Now, that doesn't mean there are no controversies with the way permits are allocated. As mentioned, about 17 percent of permits are given freely to private companies (though these will be phased out over time). Here's how those allowances are split up between 2012 and 2050:
Merchant coal generators, 3.0%
Energy-intensive, trade-exposed industries, 8.0%
Carbon-capture and storage incentives, 4.1%
Clean vehicle technology standards, 1.0%
Oil refiners, 1.0%
Notice that electric utilities and coal companies get a greater share of permits than oil refiners. That means, as Geoff Styles argues at Energy Outlook, this climate bill could affect gas and diesel prices disproportionately more than electricity prices. My guess is this happened because the coal industry has plenty of Democratic champions on the energy committee, such as Virginia's Rick Boucher, who labored to make the bill more coal-friendly (look at all that money for carbon-capture research). Many of the oil industry's defenders, meanwhile, are Republicans, who didn't bother to help shape the bill.

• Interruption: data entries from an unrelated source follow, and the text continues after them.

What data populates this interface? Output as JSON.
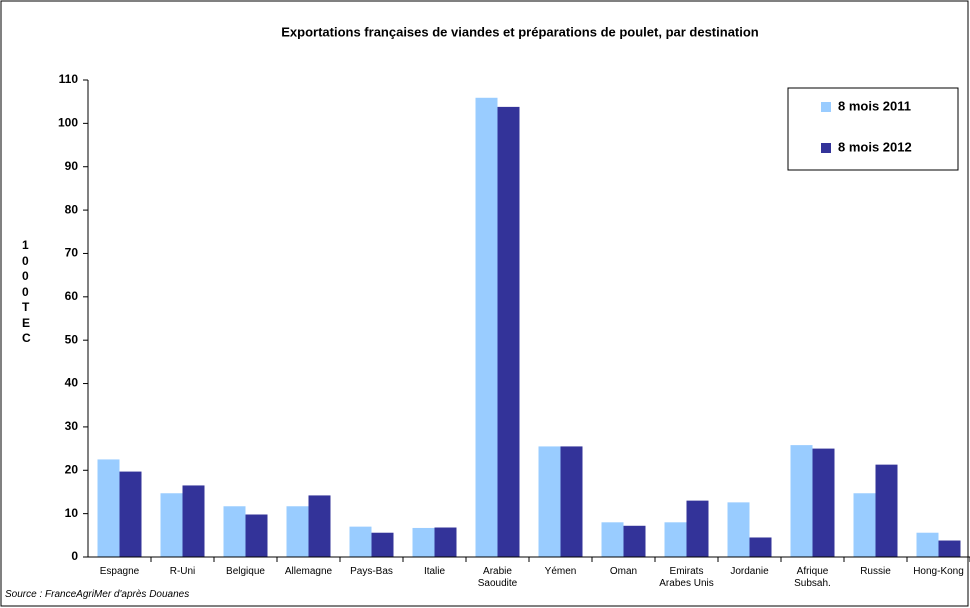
{
  "chart_data": {
    "type": "bar",
    "title": "Exportations françaises de viandes et préparations de poulet, par destination",
    "y_label": "1000 TEC",
    "source": "Source : FranceAgriMer d'après Douanes",
    "categories": [
      "Espagne",
      "R-Uni",
      "Belgique",
      "Allemagne",
      "Pays-Bas",
      "Italie",
      "Arabie\nSaoudite",
      "Yémen",
      "Oman",
      "Emirats\nArabes Unis",
      "Jordanie",
      "Afrique\nSubsah.",
      "Russie",
      "Hong-Kong"
    ],
    "series": [
      {
        "name": "8 mois 2011",
        "color": "#99ccff",
        "values": [
          22.5,
          14.7,
          11.7,
          11.7,
          7.0,
          6.7,
          105.9,
          25.5,
          8.0,
          8.0,
          12.6,
          25.8,
          14.7,
          5.6
        ]
      },
      {
        "name": "8 mois 2012",
        "color": "#333399",
        "values": [
          19.7,
          16.5,
          9.8,
          14.2,
          5.6,
          6.8,
          103.8,
          25.5,
          7.2,
          13.0,
          4.5,
          25.0,
          21.3,
          3.8
        ]
      }
    ],
    "ylim": [
      0,
      110
    ],
    "yticks": [
      0,
      10,
      20,
      30,
      40,
      50,
      60,
      70,
      80,
      90,
      100,
      110
    ],
    "grid": false,
    "legend": "top-right"
  }
}
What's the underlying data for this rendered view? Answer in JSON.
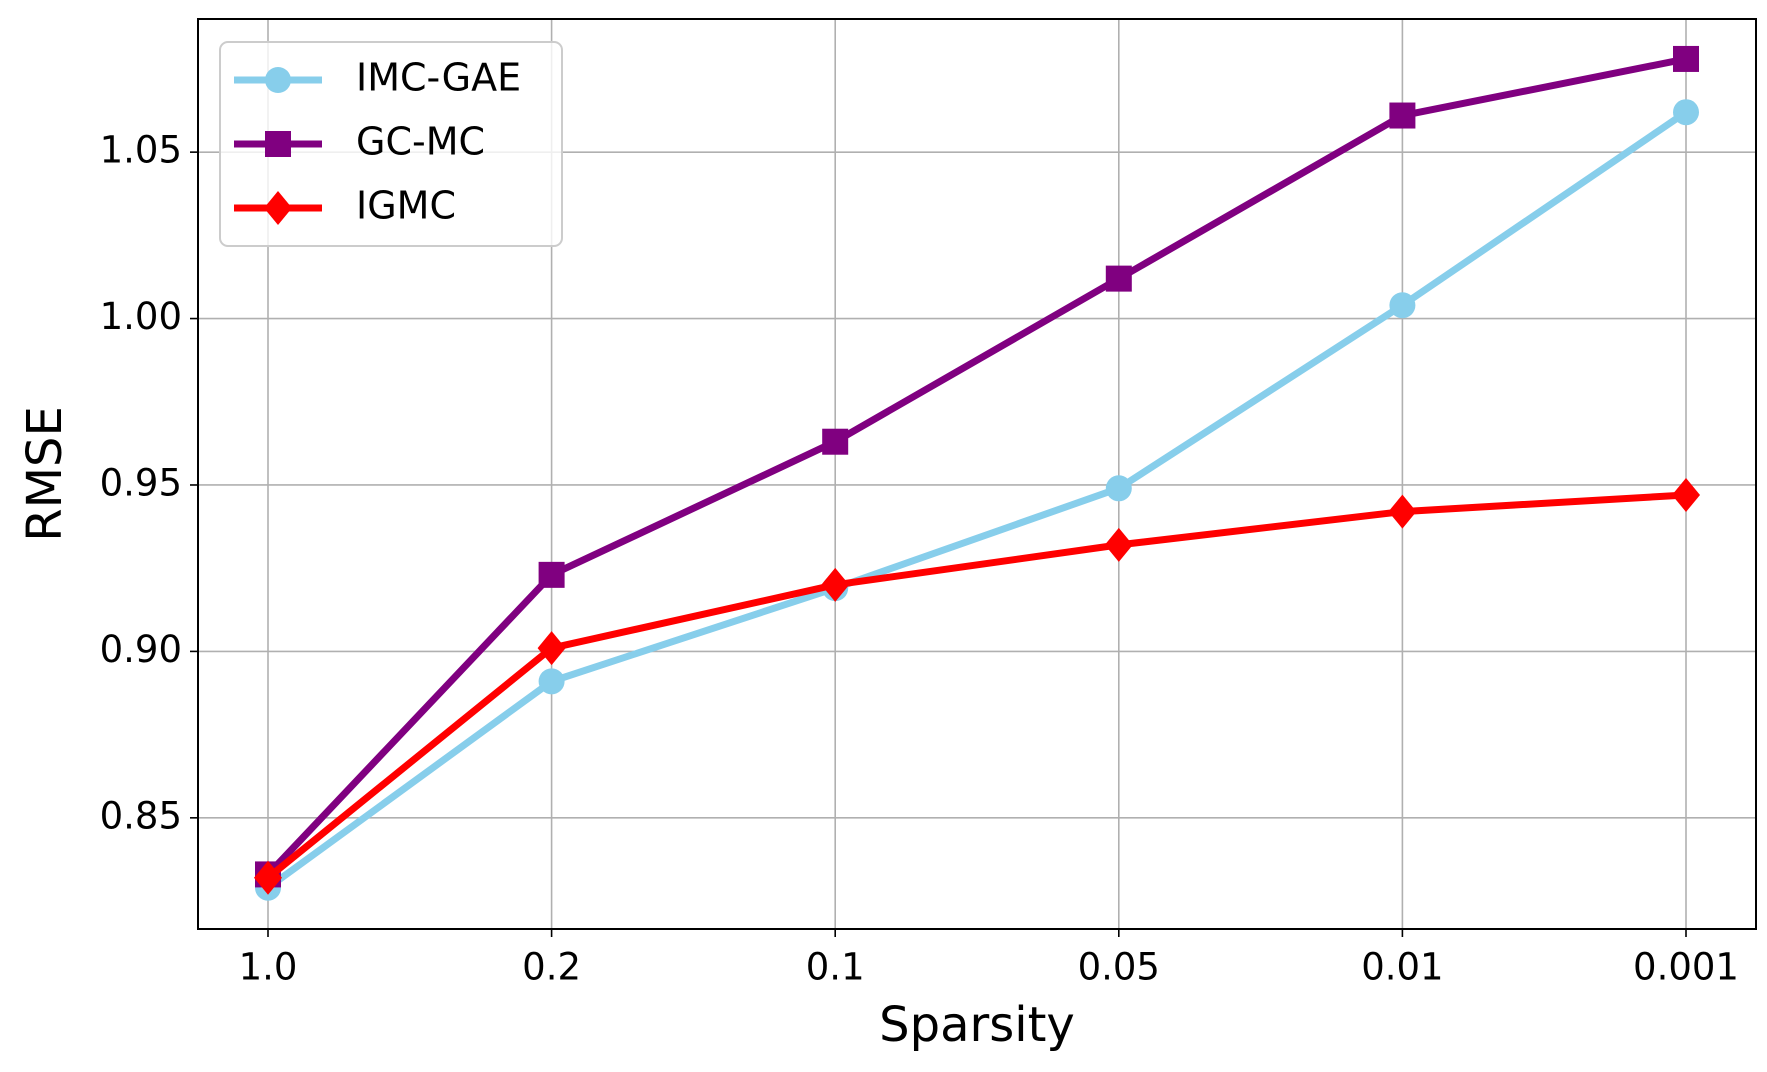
{
  "chart_data": {
    "type": "line",
    "x_label": "Sparsity",
    "y_label": "RMSE",
    "categories": [
      "1.0",
      "0.2",
      "0.1",
      "0.05",
      "0.01",
      "0.001"
    ],
    "series": [
      {
        "name": "IMC-GAE",
        "color": "#87ceeb",
        "marker": "circle",
        "values": [
          0.829,
          0.891,
          0.919,
          0.949,
          1.004,
          1.062
        ]
      },
      {
        "name": "GC-MC",
        "color": "#800080",
        "marker": "square",
        "values": [
          0.833,
          0.923,
          0.963,
          1.012,
          1.061,
          1.078
        ]
      },
      {
        "name": "IGMC",
        "color": "#ff0000",
        "marker": "diamond",
        "values": [
          0.832,
          0.901,
          0.92,
          0.932,
          0.942,
          0.947
        ]
      }
    ],
    "ylim": [
      0.8166,
      1.09
    ],
    "yticks": [
      0.85,
      {
        "value": 0.9,
        "label": "0.90"
      },
      0.95,
      {
        "value": 1,
        "label": "1.00"
      },
      1.05
    ],
    "grid": true,
    "legend": "upper left"
  }
}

This tension arose in the hearing today. Thomas Farrell of Dominion Power, a Virginia electric utility, told lawmakers that his trade group, the Edison Electric Institute, approved of the bill. But Steve Cousins of Alliant Oil, a small refinery in Arkansas, warned that he could be swept right out of business—in part because he saw no way to reduce his emissions with existing technology, and would have to spend money buying permits. Likewise, Tommy Hodges, speaking on behalf of the American Trucking Association, warned that the bill could raise gas prices by 70 cents per gallon and diesel prices 80 cents per gallon, kneecapping the trucking industry.
I'm not sure there's an easy lesson here, other than to note that the auction vs. giveaway debate can obscure some key subtleties, and that a bill this sprawling is bound to create winners and losers—which is why the precise allocation formula will continue to attract swarms of lobbyists. (And yes, one of the downsides of giving away permits instead of auctioning them off is that influential lawmakers will jockey for a larger chunk of free permits for their favorite industries. Read this Washington Post story for a few telling anecdotes in the House.)